I wasn’t able to go to the Parents’ Workshop at Huntsville High tonight, but it seems that all questions had to be vetted. Walk in, write your questions on a card (as is the Huntsville Council of PTAs practice if you remember from last summer’s Demographer’s meetings that they also sponsored), listen to a Pearson Pep Rally–complete with questionable mathematical claims of a network that runs at 100+%–and leave quietly grateful to have been allowed to bask in the glory of PEARSON [cue the Choirs].
One hour out of a mere seven, wasted. Nothing substantial learned: just more of the same propaganda.
Sounds familiar, doesn’t it? The district is nothing if not repetitive in their approach to dealing with the public.
I wasn’t able to attend the meeting (it’s not my feeder anyway). I instead attended my daughter’s PTA Open House at Mt. Gap. The atmosphere here was much more helpful.
Rather than attempting to manipulate and control parents, this open house was characterized by a love of education, questions and seeking the truth.
The meeting was a bit long. The gym was crowded (as it wasn’t designed to hold both the Elementary and Middle schools at the same time–just one of the many questions that Dr. Wardynski never actually answered when he was last on the campus to meet parents) and a bit warm.
And yet the atmosphere was one where people were ready to help one another.
All in all, I’m sure that I learned much more about our schools by attending this meeting rather than the one organized and run by the Superintendent at Huntsville High School.

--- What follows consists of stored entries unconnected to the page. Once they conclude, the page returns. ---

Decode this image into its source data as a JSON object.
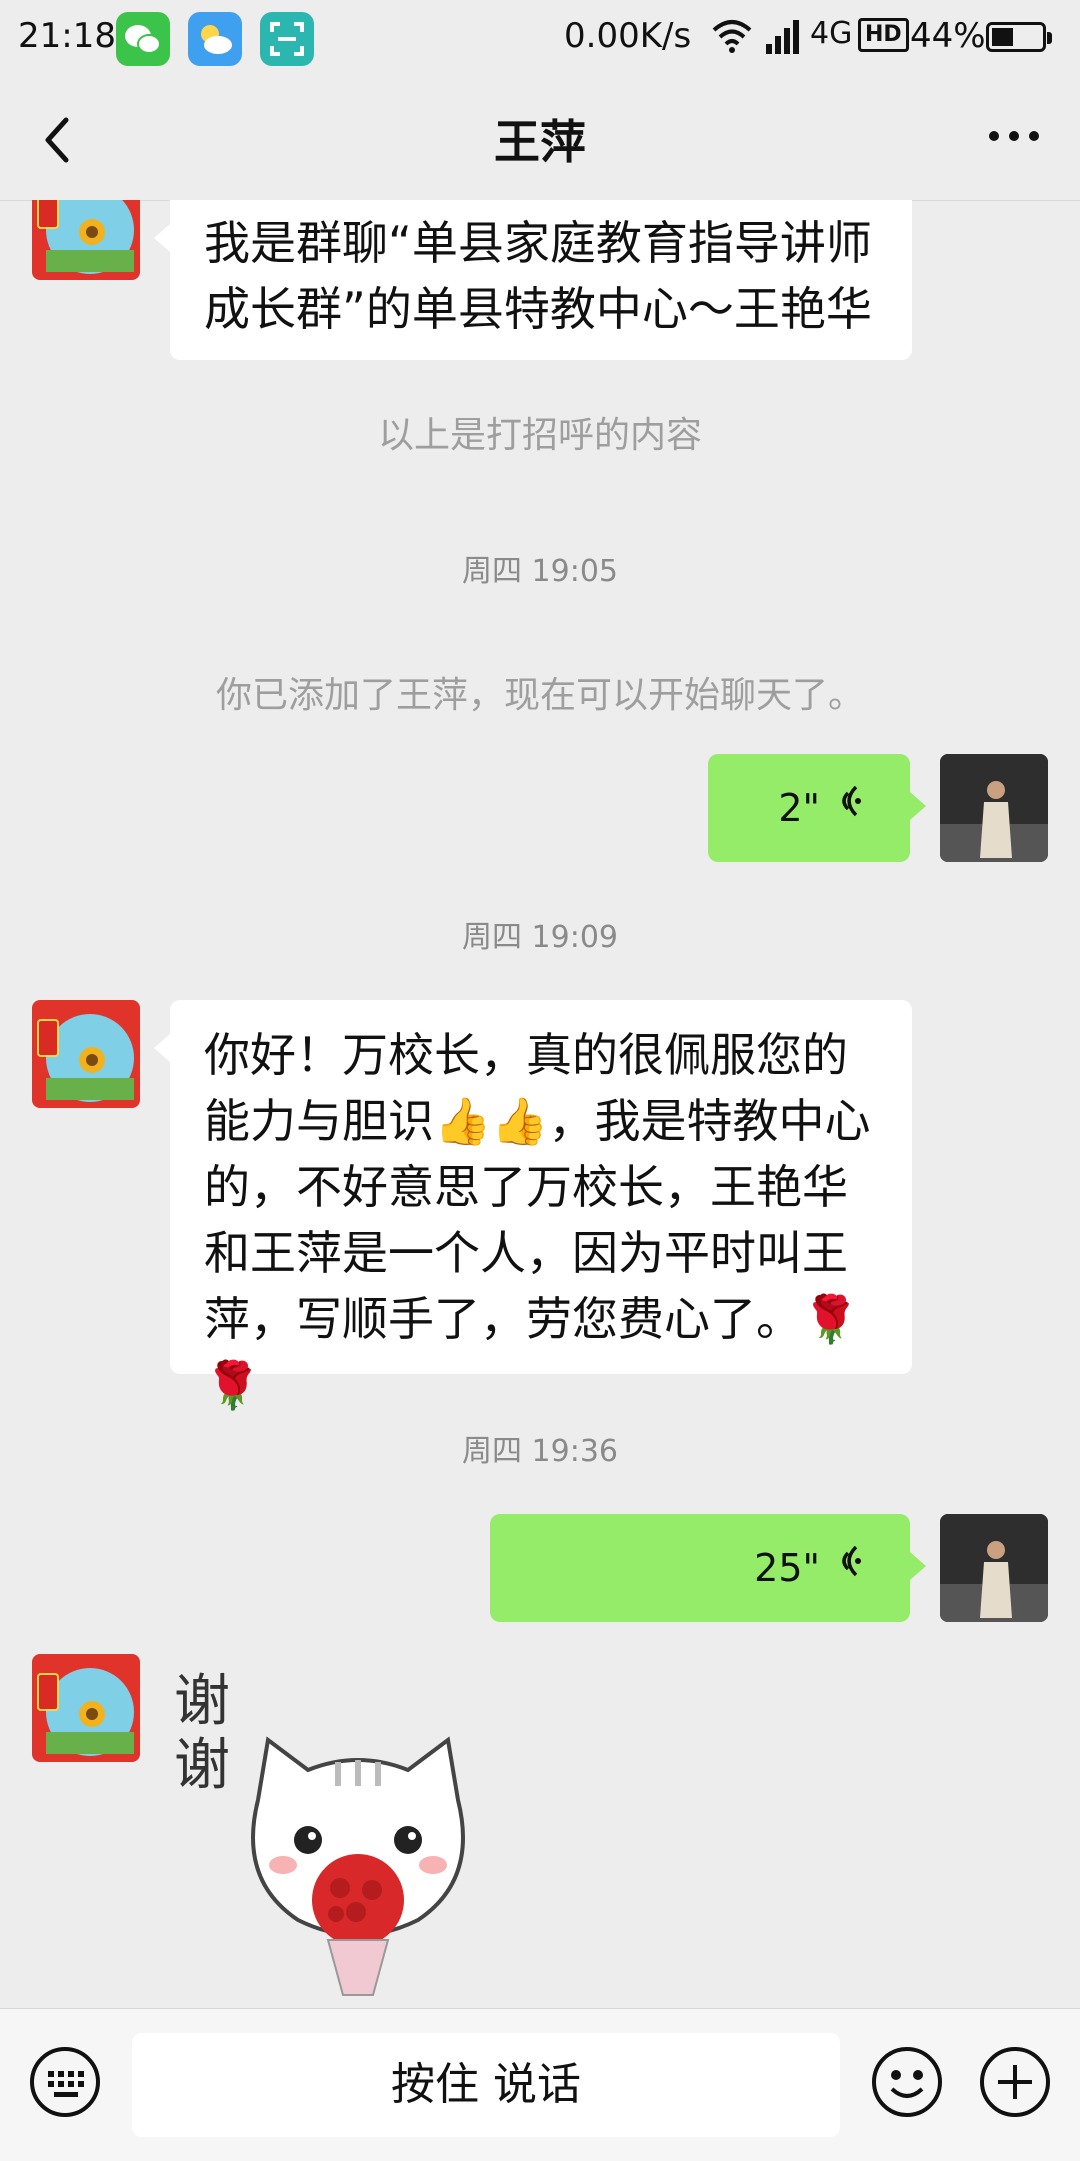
{
  "status": {
    "time": "21:18",
    "network_speed": "0.00K/s",
    "network_type": "4G",
    "hd": "HD",
    "battery": "44%",
    "battery_level": 0.44
  },
  "header": {
    "title": "王萍"
  },
  "messages": {
    "greeting_text": "我是群聊“单县家庭教育指导讲师成长群”的单县特教中心～王艳华",
    "greeting_note": "以上是打招呼的内容",
    "ts1": "周四 19:05",
    "added_note": "你已添加了王萍，现在可以开始聊天了。",
    "voice1_duration": "2\"",
    "ts2": "周四 19:09",
    "long_text": "你好！万校长，真的很佩服您的能力与胆识👍👍，我是特教中心的，不好意思了万校长，王艳华和王萍是一个人，因为平时叫王萍，写顺手了，劳您费心了。🌹🌹",
    "ts3": "周四 19:36",
    "voice2_duration": "25\"",
    "sticker_text": "谢谢"
  },
  "input": {
    "talk_label": "按住 说话"
  },
  "colors": {
    "background": "#ededed",
    "my_bubble": "#95ec69",
    "their_bubble": "#ffffff",
    "system_text": "#9e9e9e"
  }
}
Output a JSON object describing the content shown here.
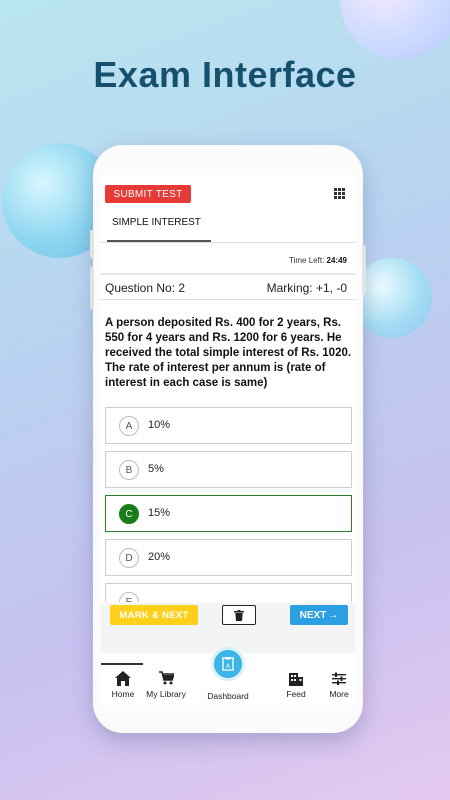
{
  "headline": "Exam Interface",
  "exam": {
    "submit_label": "SUBMIT TEST",
    "section_tab": "SIMPLE INTEREST",
    "time_left_label": "Time Left:",
    "time_left_value": "24:49",
    "question_no": "Question No: 2",
    "marking": "Marking: +1, -0",
    "question_text": "A person deposited Rs. 400 for 2 years, Rs. 550 for 4 years and Rs. 1200 for 6 years. He received the total simple interest of Rs. 1020. The rate of interest per annum is (rate of interest in each case is same)",
    "options": [
      {
        "letter": "A",
        "text": "10%"
      },
      {
        "letter": "B",
        "text": "5%"
      },
      {
        "letter": "C",
        "text": "15%"
      },
      {
        "letter": "D",
        "text": "20%"
      },
      {
        "letter": "E",
        "text": ""
      }
    ],
    "selected_option": "C",
    "mark_next_label": "MARK & NEXT",
    "next_label": "NEXT",
    "next_arrow": "→"
  },
  "nav": {
    "items": [
      {
        "label": "Home",
        "icon": "home-icon"
      },
      {
        "label": "My Library",
        "icon": "cart-icon"
      },
      {
        "label": "Dashboard",
        "icon": "dashboard-icon"
      },
      {
        "label": "Feed",
        "icon": "building-icon"
      },
      {
        "label": "More",
        "icon": "sliders-icon"
      }
    ]
  },
  "colors": {
    "headline": "#15516f",
    "submit": "#e53a35",
    "mark_next": "#ffd019",
    "next": "#2c9fe0",
    "selected": "#1a7d1a",
    "dashboard": "#3bb4e6"
  }
}
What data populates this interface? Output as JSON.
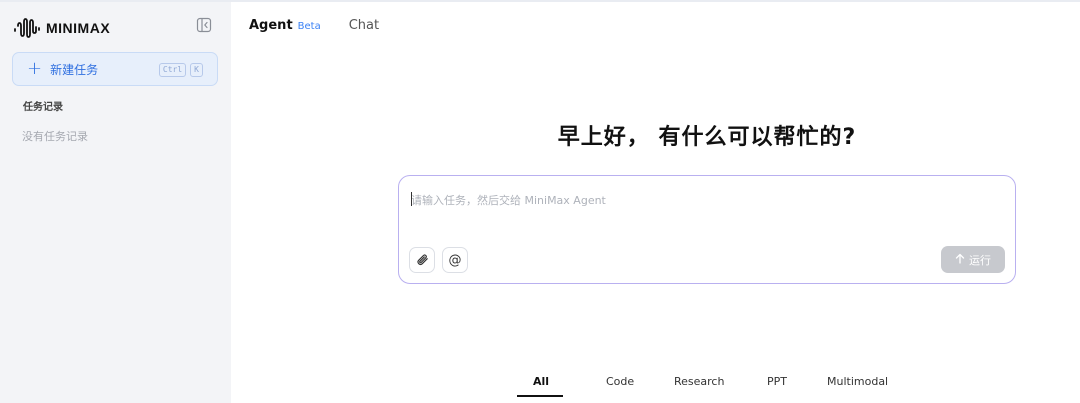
{
  "brand": {
    "name": "MINIMAX",
    "logo_icon": "waveform-icon"
  },
  "sidebar": {
    "collapse_icon": "sidebar-collapse-icon",
    "new_task": {
      "label": "新建任务",
      "shortcut": [
        "Ctrl",
        "K"
      ],
      "icon": "plus-icon"
    },
    "section_title": "任务记录",
    "empty_text": "没有任务记录"
  },
  "topnav": {
    "tabs": [
      {
        "label": "Agent",
        "badge": "Beta",
        "active": true
      },
      {
        "label": "Chat",
        "active": false
      }
    ]
  },
  "main": {
    "greeting": "早上好， 有什么可以帮忙的?",
    "composer": {
      "placeholder": "请输入任务，然后交给 MiniMax Agent",
      "value": "",
      "attach_icon": "paperclip-icon",
      "mention_icon": "at-sign-icon",
      "mention_glyph": "@",
      "run_label": "运行",
      "run_icon": "arrow-up-icon"
    },
    "filters": [
      "All",
      "Code",
      "Research",
      "PPT",
      "Multimodal"
    ],
    "active_filter": "All"
  },
  "colors": {
    "accent": "#2f6fe0",
    "beta": "#3b82f6",
    "composer_border": "#b9b0f0",
    "sidebar_bg": "#f3f4f7",
    "run_disabled": "#c7c9ce"
  }
}
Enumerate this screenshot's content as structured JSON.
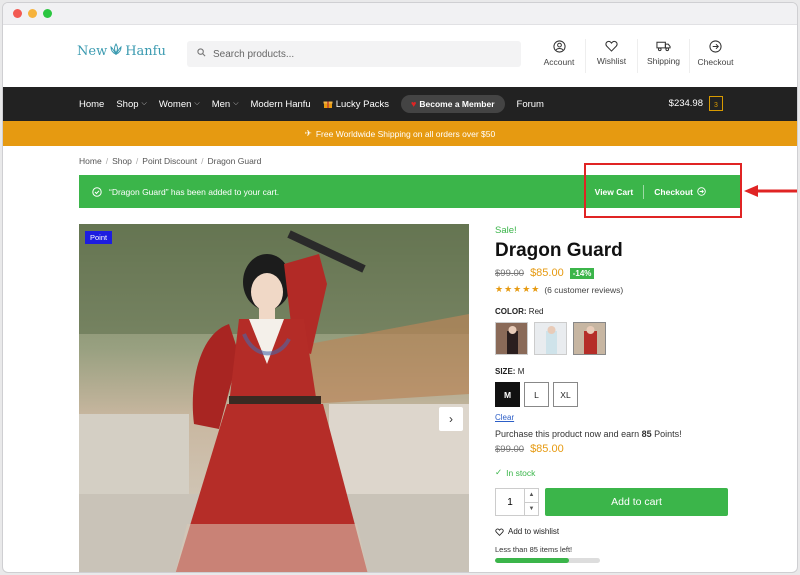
{
  "colors": {
    "accent": "#3bb54a",
    "promo": "#e69a11",
    "nav_bg": "#222222",
    "highlight": "#e02424",
    "point_badge": "#1d1de0"
  },
  "header": {
    "logo_text_a": "New",
    "logo_text_b": "Hanfu",
    "search_placeholder": "Search products...",
    "icons": [
      {
        "label": "Account",
        "icon": "user-circle-icon"
      },
      {
        "label": "Wishlist",
        "icon": "heart-icon"
      },
      {
        "label": "Shipping",
        "icon": "truck-icon"
      },
      {
        "label": "Checkout",
        "icon": "arrow-circle-icon"
      }
    ]
  },
  "nav": {
    "items": [
      "Home",
      "Shop",
      "Women",
      "Men",
      "Modern Hanfu",
      "Lucky Packs",
      "Become a Member",
      "Forum"
    ],
    "cart_total": "$234.98",
    "cart_count": "3"
  },
  "promo": {
    "text": "Free Worldwide Shipping on all orders over $50"
  },
  "breadcrumb": [
    "Home",
    "Shop",
    "Point Discount",
    "Dragon Guard"
  ],
  "notice": {
    "message": "“Dragon Guard” has been added to your cart.",
    "view_cart": "View Cart",
    "checkout": "Checkout"
  },
  "product": {
    "badge": "Point",
    "sale_label": "Sale!",
    "title": "Dragon Guard",
    "old_price": "$99.00",
    "new_price": "$85.00",
    "discount": "-14%",
    "rating": 5,
    "reviews": "(6 customer reviews)",
    "color_label": "COLOR:",
    "color_value": "Red",
    "size_label": "SIZE:",
    "size_value": "M",
    "sizes": [
      "M",
      "L",
      "XL"
    ],
    "clear": "Clear",
    "earn_text_a": "Purchase this product now and earn",
    "earn_points": "85",
    "earn_text_b": "Points!",
    "earn_old": "$99.00",
    "earn_new": "$85.00",
    "stock": "In stock",
    "qty": "1",
    "add_to_cart": "Add to cart",
    "wishlist": "Add to wishlist",
    "items_left": "Less than 85 items left!",
    "stock_fraction": 0.7
  }
}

Plus, rather than having to put up with more of the Superintendent’s self-praise, I instead got to see something truly amazing.
As I was leaving tonight at about 8:00pm, I saw two of my favorite teachers, both with more than 25 years in the system, trying to help parents to understand and make the best of the digital transition. These are those “expensive” teachers that the superintendent and the board like to complain about. They represent the demographic that should be having the greatest difficulty with the transition. Their parents didn’t understand some of the logistics of logging onto the site, and there they were, doing what teachers always do: teaching.
After a 14 hour day spent educating children, making sure that they are safe, engaged, fed, watered and run in the process, these two teachers were standing, talking to parents, answering their questions, helping them make the best of a horrific situation that has been forced upon them by the Superintendent and PEARSON [cue the Choirs].
It’s simple. These teachers, librarians, counselors, administrators, staff and volunteers love our kids, love our schools, love our town, and love education.
Even when they’re dead on their feet.
They were doing what teachers do; they were doing what teachers always do (including their sisters and brothers in Chicago): They were helping others understand things they couldn’t understand on their own.
These are our true heroes in our town. If Dr. Wardynski cared about education, he would quit spouting his same propaganda and listen to his teachers for a change and say thank you. Because of their love for our kids, they have dedicated themselves to making the best of this impossible situation. Not because he’s threatening them (which he is), but rather because that’s what teachers do: They adapt to the situation and find a way to teach.
Brilliant heroes, everyone. Dr. Wardynski has no idea what an amazing resource our teachers are. His loss.
Thank you isn’t sufficient.
All day and night long they stand for our children. For this, we stand for them.